1. The person has a choice of attractive clothing for different occasions. 2. The person maintains his/her hair in a manner that is becoming.3. The person’s hygiene and appearance serve to enhance self-esteem.

VII. Relating with Others

A. Conditions that must exist to ensure that a person will not be at risk in the community:

1. The person has the means to communicate on a daily basis with primary people in his/her life. (This may include speech, signing and adaptive devices.) 2. The person has support people, including Options staff, with whom s/he are able and willing to maintain contact.

B. Conditions that will further promote a valued lifestyle:

1. The person has the means of communicating in such a way that encourages interactions with other members of his/her support system and community (e.g., clarity, assertiveness, appropriate affect.) 2. The person has supportive relationships with family members that encourage independence. 3. The person has relationships with friends and peers which provide companionship, intimacy and support. 4. The person has the opportunity to responsibly engage in sexual relationships and marriage based on his/her personal beliefs and values. 5. The person’s relationships include people who are non-disabled.

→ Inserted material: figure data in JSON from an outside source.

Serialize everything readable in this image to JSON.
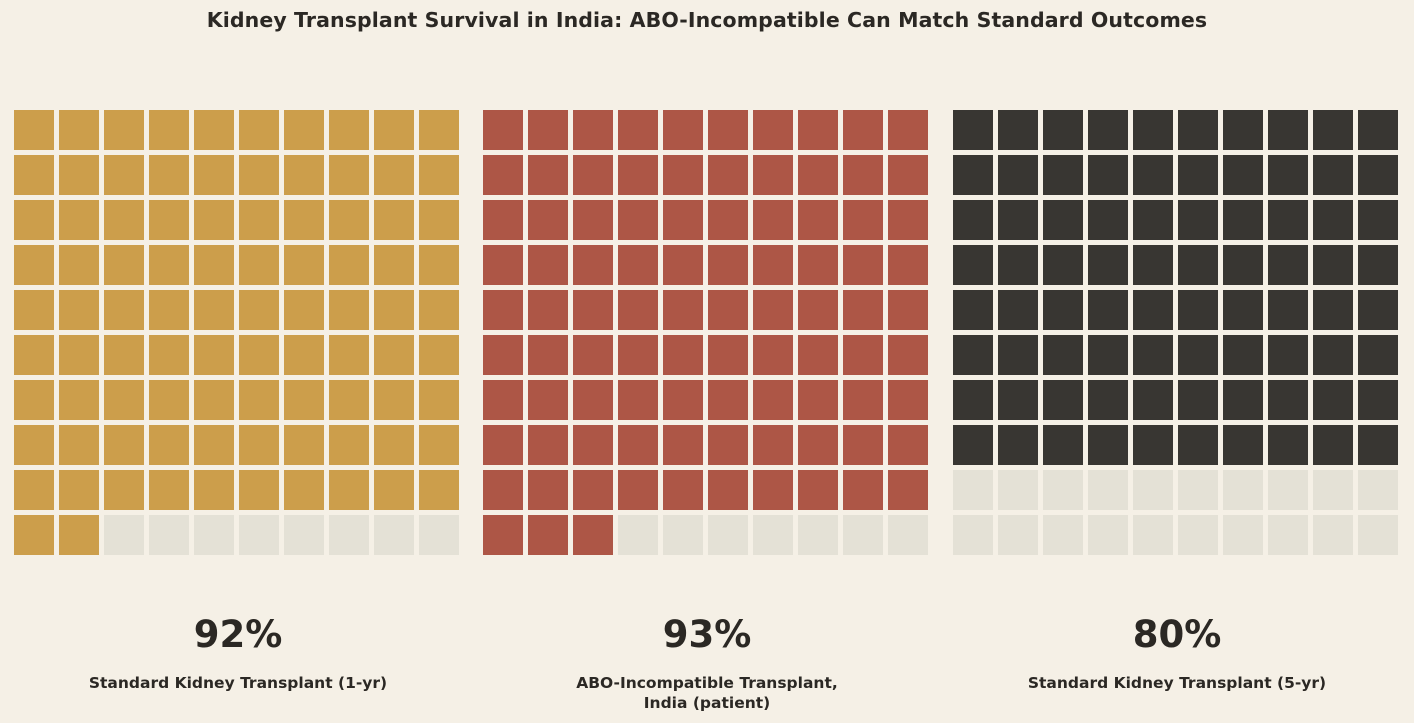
{
  "title": "Kidney Transplant Survival in India: ABO-Incompatible Can Match Standard Outcomes",
  "colors": {
    "background": "#f5f0e6",
    "empty_cell": "#e4e1d6",
    "text": "#2b2824"
  },
  "chart_data": [
    {
      "type": "waffle",
      "grid": [
        10,
        10
      ],
      "value": 92,
      "value_label": "92%",
      "label": "Standard Kidney Transplant (1-yr)",
      "color": "#cc9e4b"
    },
    {
      "type": "waffle",
      "grid": [
        10,
        10
      ],
      "value": 93,
      "value_label": "93%",
      "label": "ABO-Incompatible Transplant, India (patient)",
      "color": "#ad5646"
    },
    {
      "type": "waffle",
      "grid": [
        10,
        10
      ],
      "value": 80,
      "value_label": "80%",
      "label": "Standard Kidney Transplant (5-yr)",
      "color": "#383632"
    }
  ]
}
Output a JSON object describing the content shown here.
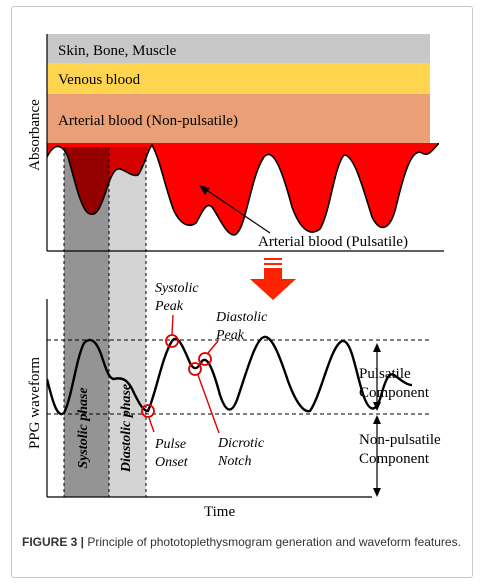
{
  "top_panel": {
    "layer_tissue": "Skin, Bone, Muscle",
    "layer_venous": "Venous blood",
    "layer_arterial_np": "Arterial blood (Non-pulsatile)",
    "pulsatile_label": "Arterial blood (Pulsatile)",
    "y_axis_label": "Absorbance"
  },
  "bottom_panel": {
    "y_axis_label": "PPG waveform",
    "x_axis_label": "Time",
    "systolic_phase": "Systolic phase",
    "diastolic_phase": "Diastolic phase",
    "systolic_peak": [
      "Systolic",
      "Peak"
    ],
    "diastolic_peak": [
      "Diastolic",
      "Peak"
    ],
    "dicrotic_notch": [
      "Dicrotic",
      "Notch"
    ],
    "pulse_onset": [
      "Pulse",
      "Onset"
    ],
    "pulsatile_component": [
      "Pulsatile",
      "Component"
    ],
    "non_pulsatile_component": [
      "Non-pulsatile",
      "Component"
    ]
  },
  "colors": {
    "tissue": "#c8c8c8",
    "venous": "#ffd54f",
    "arterial_np": "#e9a077",
    "pulsatile": "#ff0000",
    "arrow": "#ff2200",
    "marker": "#e00000"
  },
  "caption": {
    "label": "FIGURE 3 |",
    "text": " Principle of phototoplethysmogram generation and waveform features."
  }
}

VIII. Meaningful Activities

A. Conditions that must exist to ensure that a person will not be at risk in the community:

1. The person has a daily routine that is designed around his/her needs and capabilities and that resembles as closely as possible a typical adult routine. Such a routine is likely to include vocational, domestic and leisure activities.

B. Conditions that will further promote a valued lifestyle:

1. The person’s activities provide opportunities for personal growth and increased life satisfaction. 2. The person receives wages for work. 3. The person takes part in culturally-valued leisure activities, such as parties, trips, concerts and shows. 4. The person’s activities take place in community settings that are integrated with non-disabled people.5. The person has the means of developing and achieving short-term and long-term goals (e.g. vocational planning, vacations, retirement).

IX. Mobility

A. Conditions that must exist to ensure that a person will not be at risk in the community:

1. The person has the means to move about his/her home and community environments to the extent necessary to satisfy basic needs.

B. Conditions that will further promote a valued lifestyle:

1. The person has physical access to a wide range of community resources for work, leisure, shopping, etc. Modes of transportation can include bus, car, bike, walking, vehicles equipped for wheelchairs. 2. The person, when needed, has adaptive devices that will enhance mobility, such as canes, motorized wheelchair, three-wheel bike.